Dave Huizenga, the Principal Assistant Deputy Administrator for the U.S. Defense Nuclear Non-Proliferation Program, is the President of the review meeting. “As nations continue to consider the application of nuclear technology to diversify their energy sources and reduce greenhouse gas emissions, we cannot minimize the importance of management of spent fuel and radioactive waste," Huizenga said at the opening of the meeting. “I challenge you to fully consider your global responsibilities to safely manage spent fuel and radioactive waste, protecting current and future generations and the environment from the harmful effects of ionizing radiation.” 

In his opening remarks, Denis Flory, IAEA's Deputy Director General for Nuclear Safety and Security, said, “Therefore let me congratulate everyone for your commitment in this review meeting of the Joint Convention, which will benefit all Contracting Parties and contribute to further enhance safety worldwide.”

The U.S. report will be presented by Monica Regalbuto, Associate Principal Deputy Assistant Secretary for Environmental Management (EM) at the U.S. Department of Energy, and Scott Moore, Deputy Director of the National Regulatory Commission's Office of Nuclear Material Safety and Safeguards.

Review Discussion Aims to Strengthen Safety Measures

A special topical session is part of the review meeting agenda, which will focus on the progress and lessons learned from the March 2011 Fukushima Daiichi nuclear power plant accident in respect to the safety of spent fuel and radioactive waste management. It will also feature presentations from international experts and the Japanese delegation as well as a discussion panel. 

There will also by a special presentation by Frank Marcinowski, EM’s Deputy Assistant Secretary for Waste Management, on the events that led to a radiological release from an underground repository known as the Waste Isolation Pilot Plant in February 2014. Marcinowski will provide an overview of the results of the accident investigations, lessons learned, and current status of the recovery efforts.

The peer review process provides Contracting Parties the opportunity to evaluate and discuss in detail safety measures taken to implement the Joint Convention as well as identify any emerging issues. 

At the Joint Convention’s previous review meeting in 2012, the Contracting Parties agreed that national reports for the upcoming review meeting should also include discussions on issues such as the management of sealed sources; the safety implications of extended storage periods and the delayed disposal of spent fuel and radioactive waste; and international cooperation to find effective solutions for the long-term management and disposal of different types of radioactive waste and spent fuel.

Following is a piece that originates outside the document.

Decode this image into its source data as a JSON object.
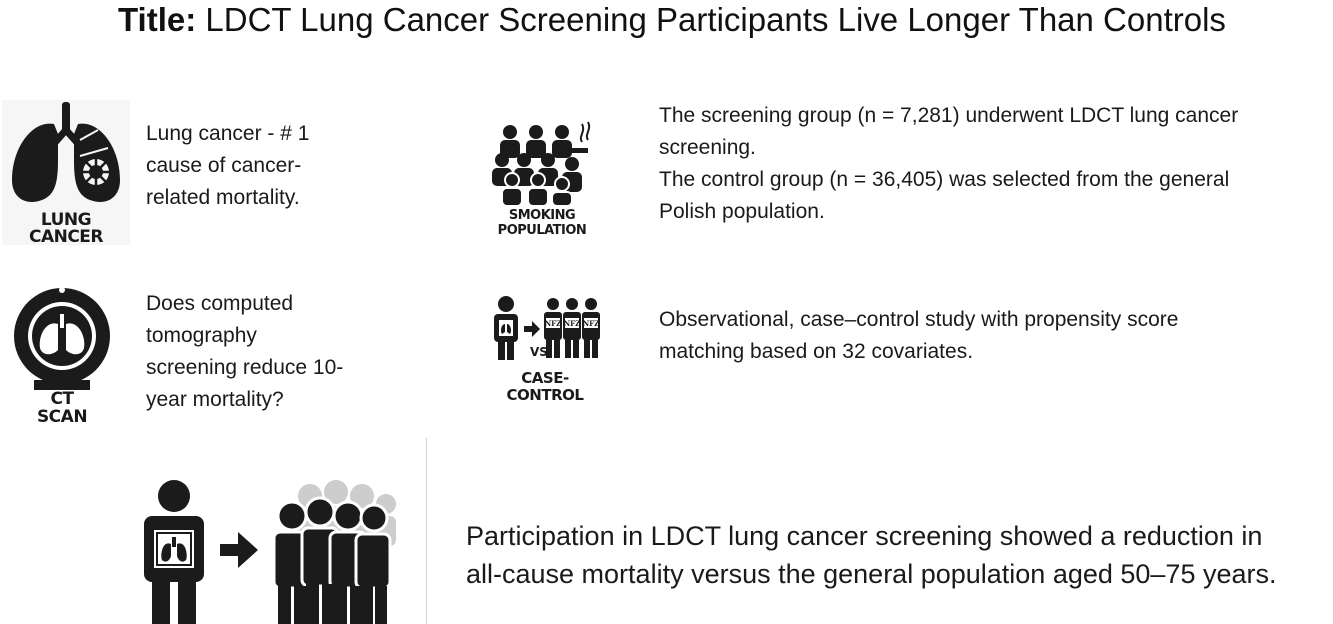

Established by Congress in 2000, NNSA is a semi-autonomous agency within the U.S. Department of Energy responsible for enhancing national security through the military application of nuclear science. NNSA maintains and enhances the safety, security, reliability and performance of the U.S. nuclear weapons stockpile without nuclear testing; works to reduce global danger from weapons of mass destruction; provides the U.S. Navy with safe and effective nuclear propulsion; and responds to nuclear and radiological emergencies in the U.S. and abroad.